Micronutrient deficiencies, also known as hidden hunger, affect over two billion people around the world. This happens not from lack of food, but from a lack of vitamins and micronutrients, even in diets that seem sufficient in calories. Surprisingly, seeds, the basis of much of our diet, are rich in energy but often poor in essential vitamins like provitamin A, folate, and vitamin E. Plants have the ability to synthesize provitamin A, folate, and vitamin E, but some of the key genes for the biosynthesis are not active in seeds. One of these plants includes the soybean. In this project, we aim to unlock the natural potential of seeds by engineering the promoters of key genes (as highlighted in red) for vitamin biosynthesis from soybean, including provitamin A, vitamin E and vitamin B9. Those genes are less active in seeds and therefore their promoters will be our target for engineering. These promoters have been cloned by our lab team.
In order to predict the gene expression pattern in seeds by their promoter sequence, we utilized machine learning. We trained a Convolutional Neuron Network model using a set of seed and non-seed specific gene promoters from genome data and transcriptomic data.

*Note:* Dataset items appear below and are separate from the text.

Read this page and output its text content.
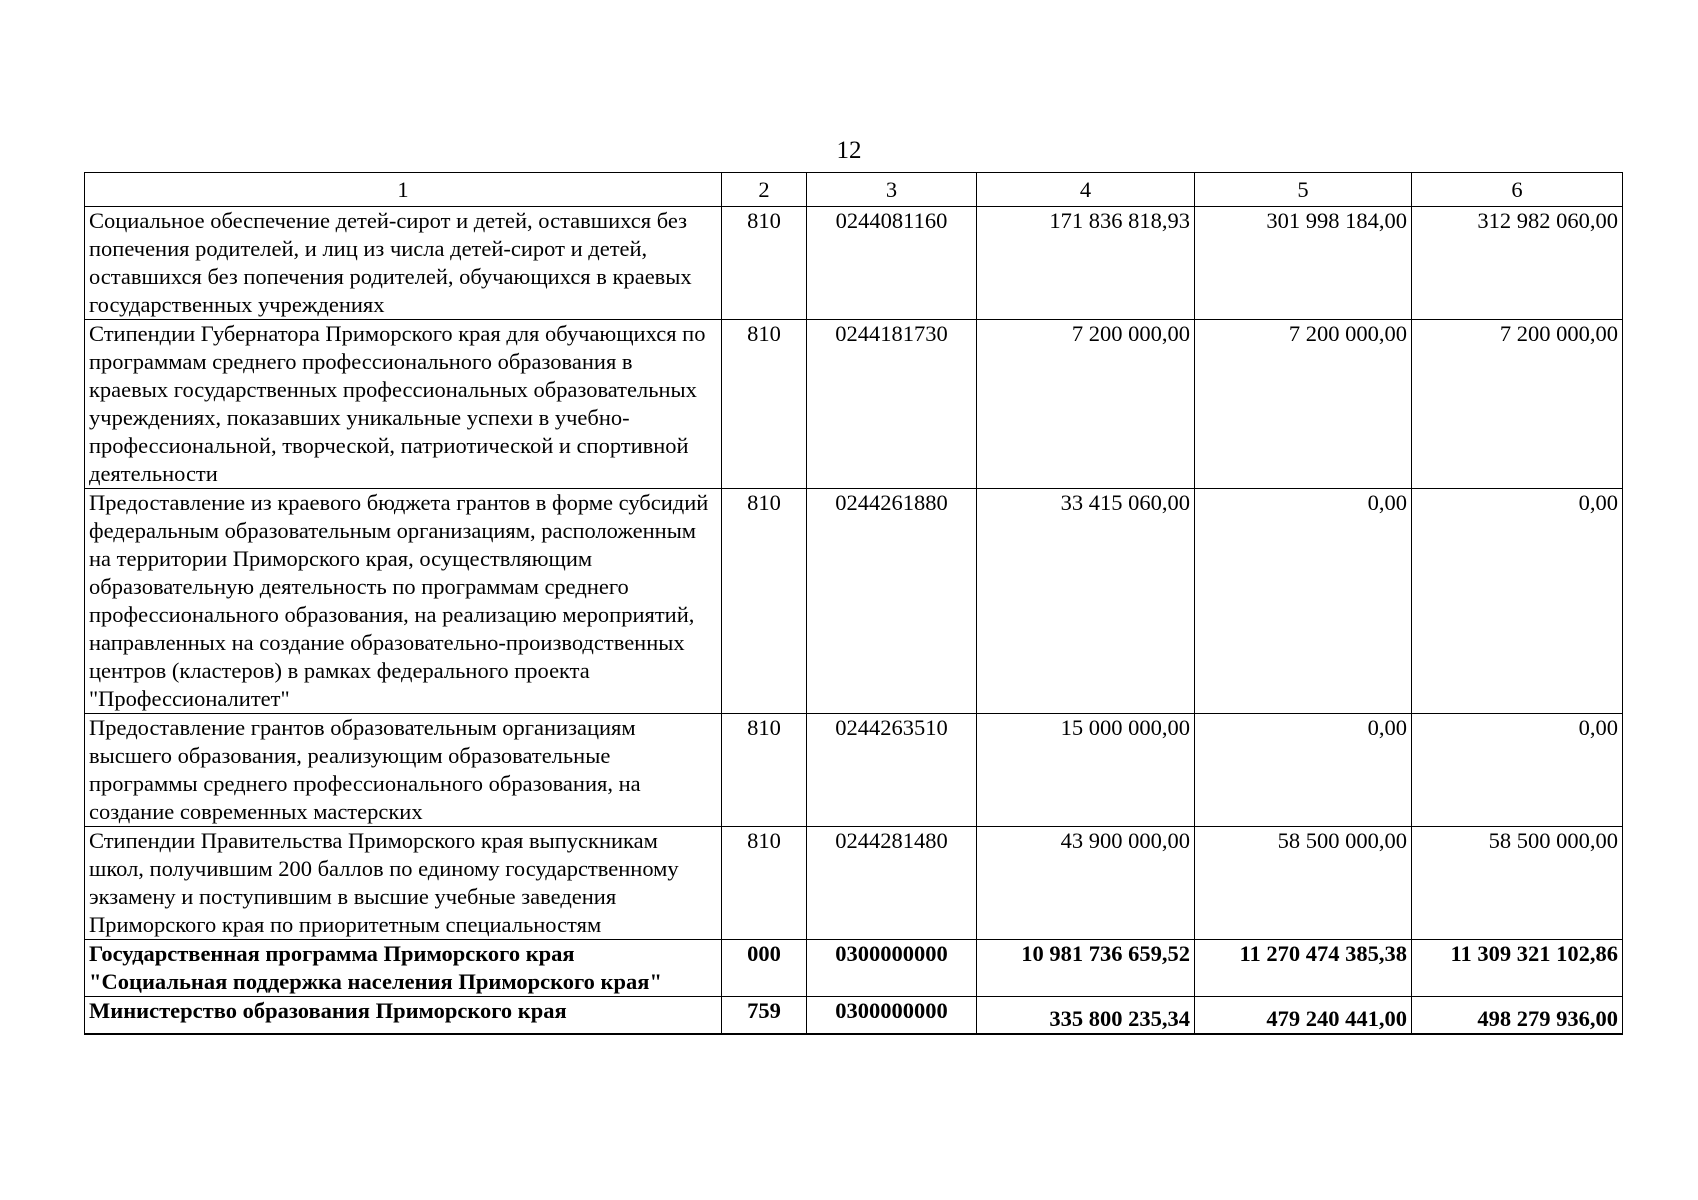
12
1	2	3	4	5	6
Социальное обеспечение детей-сирот и детей, оставшихся без попечения родителей, и лиц из числа детей-сирот и детей, оставшихся без попечения родителей, обучающихся в краевых государственных учреждениях	810	0244081160	171 836 818,93	301 998 184,00	312 982 060,00
Стипендии Губернатора Приморского края для обучающихся по программам среднего профессионального образования в краевых государственных профессиональных образовательных учреждениях, показавших уникальные успехи в учебно-профессиональной, творческой, патриотической и спортивной деятельности	810	0244181730	7 200 000,00	7 200 000,00	7 200 000,00
Предоставление из краевого бюджета грантов в форме субсидий федеральным образовательным организациям, расположенным на территории Приморского края, осуществляющим образовательную деятельность по программам среднего профессионального образования, на реализацию мероприятий, направленных на создание образовательно-производственных центров (кластеров) в рамках федерального проекта "Профессионалитет"	810	0244261880	33 415 060,00	0,00	0,00
Предоставление грантов образовательным организациям высшего образования, реализующим образовательные программы среднего профессионального образования, на создание современных мастерских	810	0244263510	15 000 000,00	0,00	0,00
Стипендии Правительства Приморского края выпускникам школ, получившим 200 баллов по единому государственному экзамену и поступившим в высшие учебные заведения Приморского края по приоритетным специальностям	810	0244281480	43 900 000,00	58 500 000,00	58 500 000,00
Государственная программа Приморского края "Социальная поддержка населения Приморского края"	000	0300000000	10 981 736 659,52	11 270 474 385,38	11 309 321 102,86
Министерство образования Приморского края	759	0300000000	335 800 235,34	479 240 441,00	498 279 936,00
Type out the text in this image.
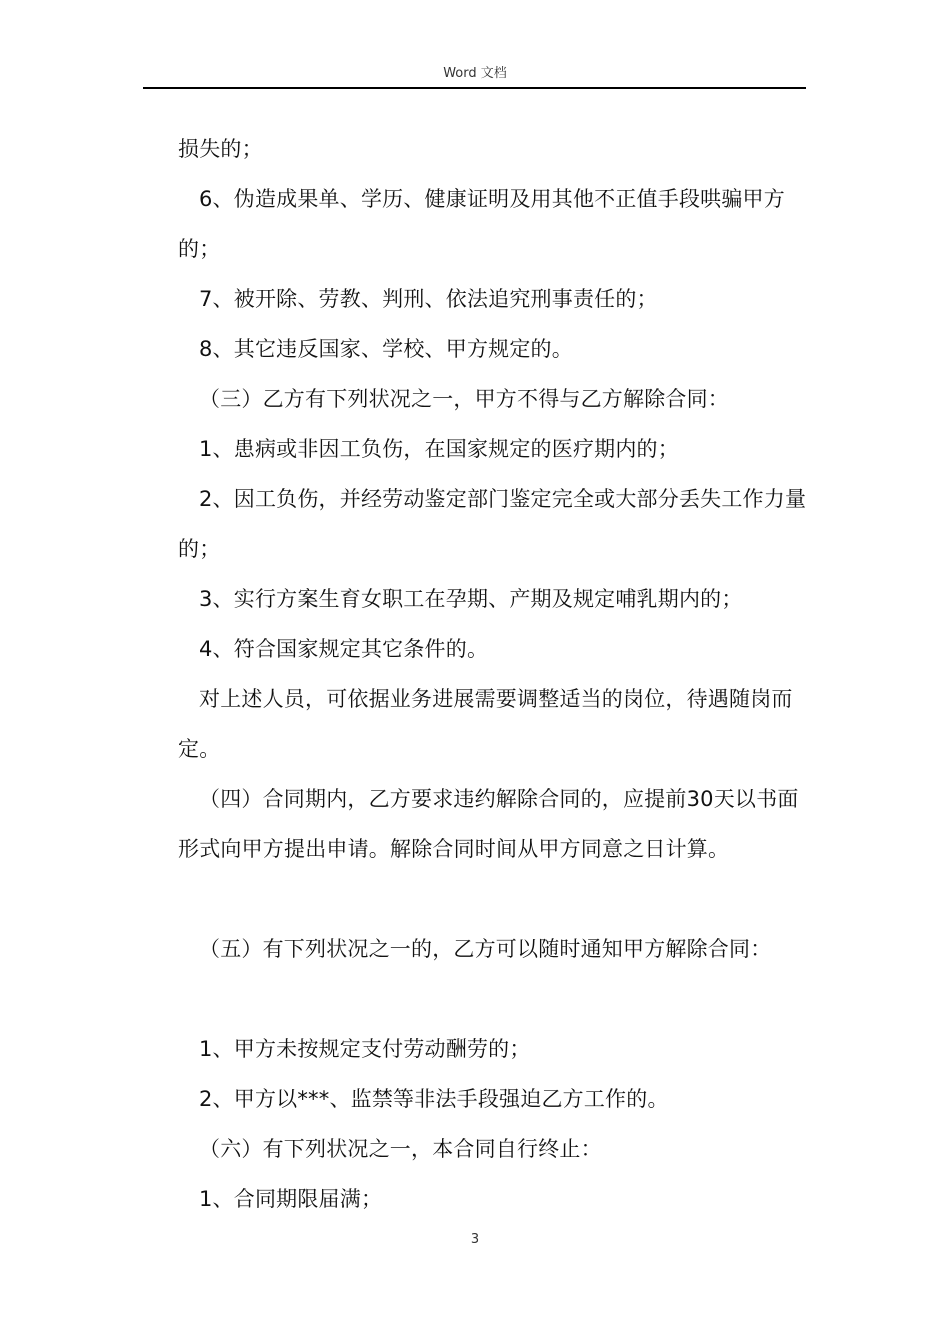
Word 文档

损失的；

6、伪造成果单、学历、健康证明及用其他不正值手段哄骗甲方的；

7、被开除、劳教、判刑、依法追究刑事责任的；

8、其它违反国家、学校、甲方规定的。

（三）乙方有下列状况之一，甲方不得与乙方解除合同：

1、患病或非因工负伤，在国家规定的医疗期内的；

2、因工负伤，并经劳动鉴定部门鉴定完全或大部分丢失工作力量的；

3、实行方案生育女职工在孕期、产期及规定哺乳期内的；

4、符合国家规定其它条件的。

对上述人员，可依据业务进展需要调整适当的岗位，待遇随岗而定。

（四）合同期内，乙方要求违约解除合同的，应提前30天以书面形式向甲方提出申请。解除合同时间从甲方同意之日计算。

（五）有下列状况之一的，乙方可以随时通知甲方解除合同：

1、甲方未按规定支付劳动酬劳的；

2、甲方以***、监禁等非法手段强迫乙方工作的。

（六）有下列状况之一，本合同自行终止：

1、合同期限届满；

3
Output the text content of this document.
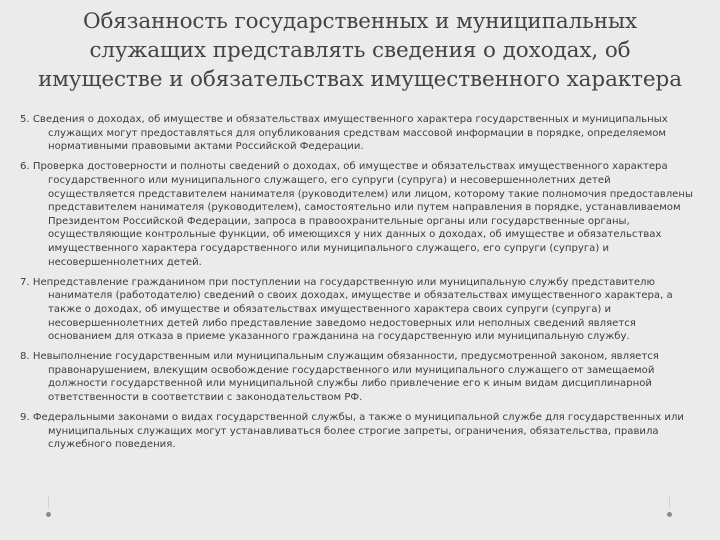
Обязанность государственных и муниципальных служащих представлять сведения о доходах, об имуществе и обязательствах имущественного характера

5. Сведения о доходах, об имуществе и обязательствах имущественного характера государственных и муниципальных служащих могут предоставляться для опубликования средствам массовой информации в порядке, определяемом нормативными правовыми актами Российской Федерации.

6. Проверка достоверности и полноты сведений о доходах, об имуществе и обязательствах имущественного характера государственного или муниципального служащего, его супруги (супруга) и несовершеннолетних детей осуществляется представителем нанимателя (руководителем) или лицом, которому такие полномочия предоставлены представителем нанимателя (руководителем), самостоятельно или путем направления в порядке, устанавливаемом Президентом Российской Федерации, запроса в правоохранительные органы или государственные органы, осуществляющие контрольные функции, об имеющихся у них данных о доходах, об имуществе и обязательствах имущественного характера государственного или муниципального служащего, его супруги (супруга) и несовершеннолетних детей.

7. Непредставление гражданином при поступлении на государственную или муниципальную службу представителю нанимателя (работодателю) сведений о своих доходах, имуществе и обязательствах имущественного характера, а также о доходах, об имуществе и обязательствах имущественного характера своих супруги (супруга) и несовершеннолетних детей либо представление заведомо недостоверных или неполных сведений является основанием для отказа в приеме указанного гражданина на государственную или муниципальную службу.

8. Невыполнение государственным или муниципальным служащим обязанности, предусмотренной законом, является правонарушением, влекущим освобождение государственного или муниципального служащего от замещаемой должности государственной или муниципальной службы либо привлечение его к иным видам дисциплинарной ответственности в соответствии с законодательством РФ.

9. Федеральными законами о видах государственной службы, а также о муниципальной службе для государственных или муниципальных служащих могут устанавливаться более строгие запреты, ограничения, обязательства, правила служебного поведения.
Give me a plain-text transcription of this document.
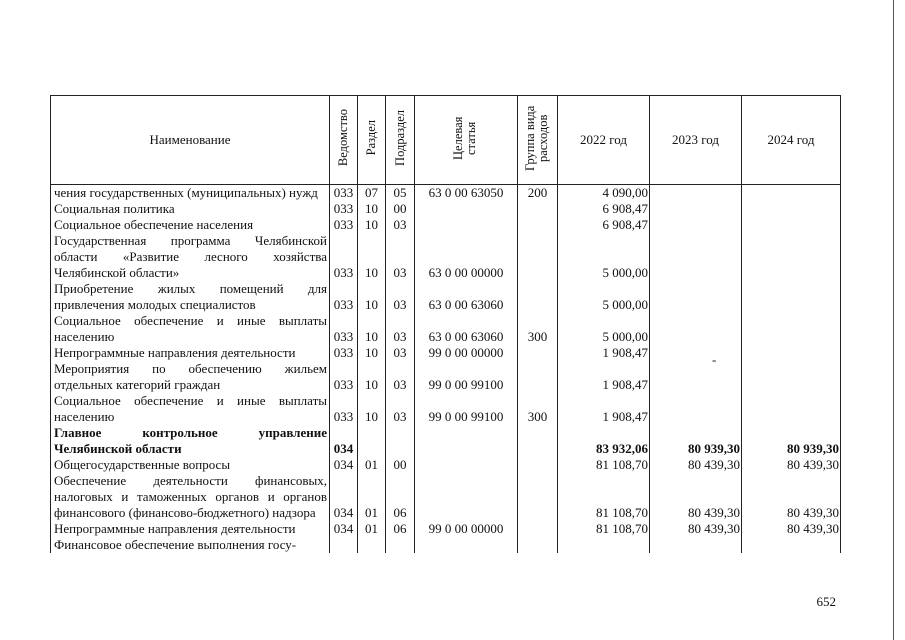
Наименование	Ведомство	Раздел	Подраздел	Целевая статья	Группа вида расходов	2022 год	2023 год	2024 год
чения государственных (муниципальных) нужд	033	07	05	63 0 00 63050	200	4 090,00		
Социальная политика	033	10	00			6 908,47		
Социальное обеспечение населения	033	10	03			6 908,47		
Государственная программа Челябинской области «Развитие лесного хозяйства Челябинской области»	033	10	03	63 0 00 00000		5 000,00		
Приобретение жилых помещений для привлечения молодых специалистов	033	10	03	63 0 00 63060		5 000,00		
Социальное обеспечение и иные выплаты населению	033	10	03	63 0 00 63060	300	5 000,00		
Непрограммные направления деятельности	033	10	03	99 0 00 00000		1 908,47		
Мероприятия по обеспечению жильем отдельных категорий граждан	033	10	03	99 0 00 99100		1 908,47		
Социальное обеспечение и иные выплаты населению	033	10	03	99 0 00 99100	300	1 908,47		
Главное контрольное управление Челябинской области	034					83 932,06	80 939,30	80 939,30
Общегосударственные вопросы	034	01	00			81 108,70	80 439,30	80 439,30
Обеспечение деятельности финансовых, налоговых и таможенных органов и органов финансового (финансово-бюджетного) надзора	034	01	06			81 108,70	80 439,30	80 439,30
Непрограммные направления деятельности	034	01	06	99 0 00 00000		81 108,70	80 439,30	80 439,30
Финансовое обеспечение выполнения госу-								
652
-
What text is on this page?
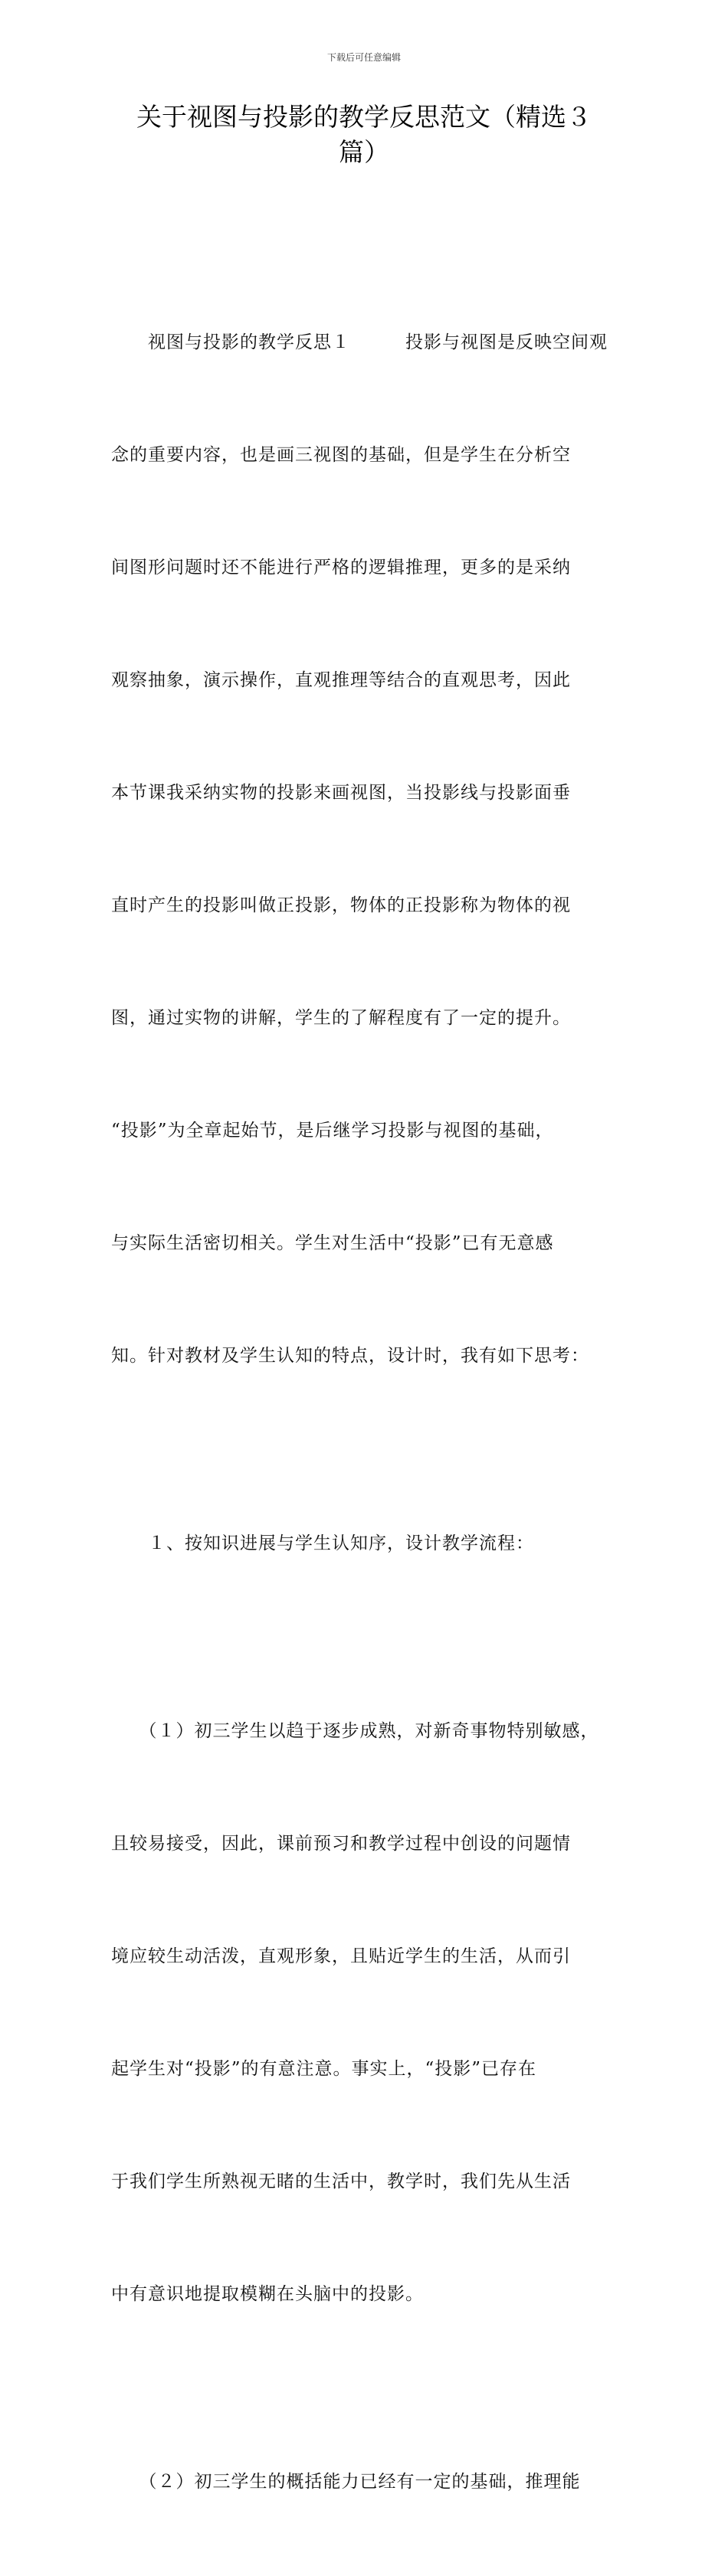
下载后可任意编辑
关于视图与投影的教学反思范文（精选３
篇）

　　视图与投影的教学反思１　　　投影与视图是反映空间观

念的重要内容，也是画三视图的基础，但是学生在分析空

间图形问题时还不能进行严格的逻辑推理，更多的是采纳

观察抽象，演示操作，直观推理等结合的直观思考，因此

本节课我采纳实物的投影来画视图，当投影线与投影面垂

直时产生的投影叫做正投影，物体的正投影称为物体的视

图，通过实物的讲解，学生的了解程度有了一定的提升。

“投影”为全章起始节，是后继学习投影与视图的基础，

与实际生活密切相关。学生对生活中“投影”已有无意感

知。针对教材及学生认知的特点，设计时，我有如下思考：

　　１、按知识进展与学生认知序，设计教学流程：

　　（１）初三学生以趋于逐步成熟，对新奇事物特别敏感，

且较易接受，因此，课前预习和教学过程中创设的问题情

境应较生动活泼，直观形象，且贴近学生的生活，从而引

起学生对“投影”的有意注意。事实上，“投影”已存在

于我们学生所熟视无睹的生活中，教学时，我们先从生活

中有意识地提取模糊在头脑中的投影。

　　（２）初三学生的概括能力已经有一定的基础，推理能
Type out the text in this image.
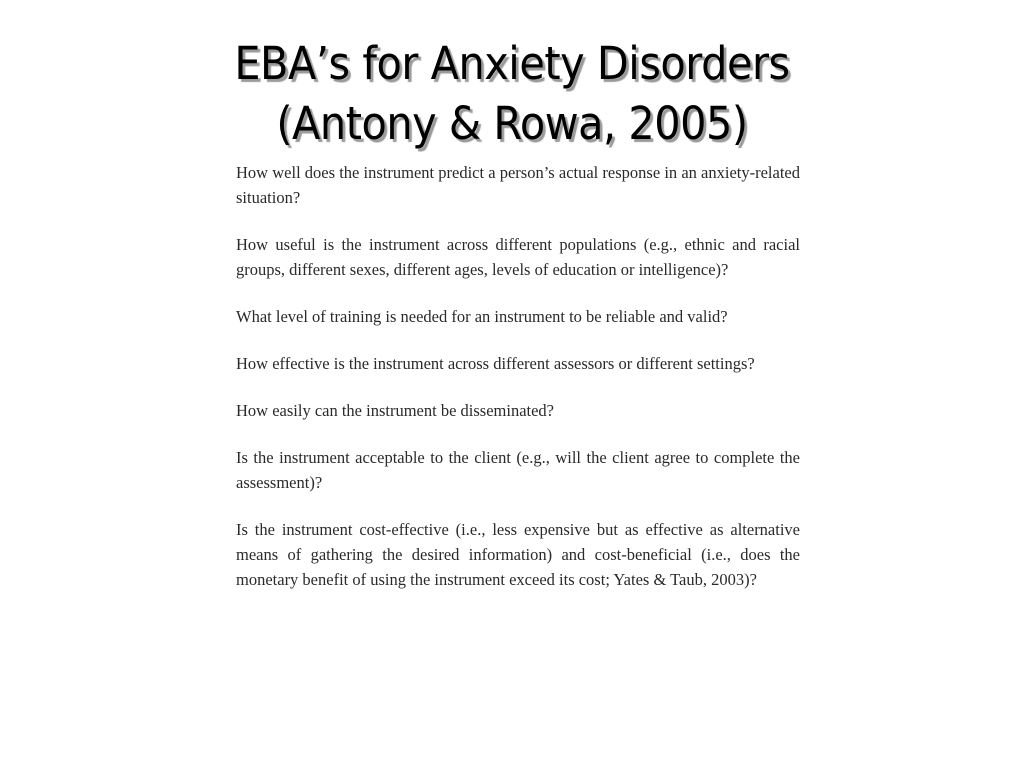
EBA’s for Anxiety Disorders
(Antony & Rowa, 2005)

How well does the instrument predict a person’s actual response in an anxiety-related situation?

How useful is the instrument across different populations (e.g., ethnic and racial groups, different sexes, different ages, levels of education or intelligence)?

What level of training is needed for an instrument to be reliable and valid?

How effective is the instrument across different assessors or different settings?

How easily can the instrument be disseminated?

Is the instrument acceptable to the client (e.g., will the client agree to complete the assessment)?

Is the instrument cost-effective (i.e., less expensive but as effective as alternative means of gathering the desired information) and cost-beneficial (i.e., does the monetary benefit of using the instrument exceed its cost; Yates & Taub, 2003)?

With this model, can input prospective mutations in native gene promoters as a simulation and predict that whether that mutation can increase the gene expression in seeds. We are actively utilizing this model to predict mutation patterns we can plug into the optimized construct we have created in the lab: a plasmid used for prospective agrobacterium transformation called pCNHP.
As a visible proof of concept, we introduced a RUBY reporter system. The wild type promoter will not have high activity in the seeds, therefore the RUBY reporter will not work in seeds. When a mutated promoter can successfully activate the target gene, it produces red pigment in the seed—so we can see activation in real time. We have successfully assembled a construct containing the promoter sequences (PSY promoter, HPT promoter, ACDS promoter, GTPCHI promoter, etc) and the RUBY reporter gene. The activity of those wild type and mutated promoters are testing in Arabidopsis transformations. (
Eventually, prime editing on those promoters will be performed to enhance crop nutritional value without introducing foreign genes, and, given the integration into the seed genome, sustainable and nutritionally-enhanced soybeans will be fortified.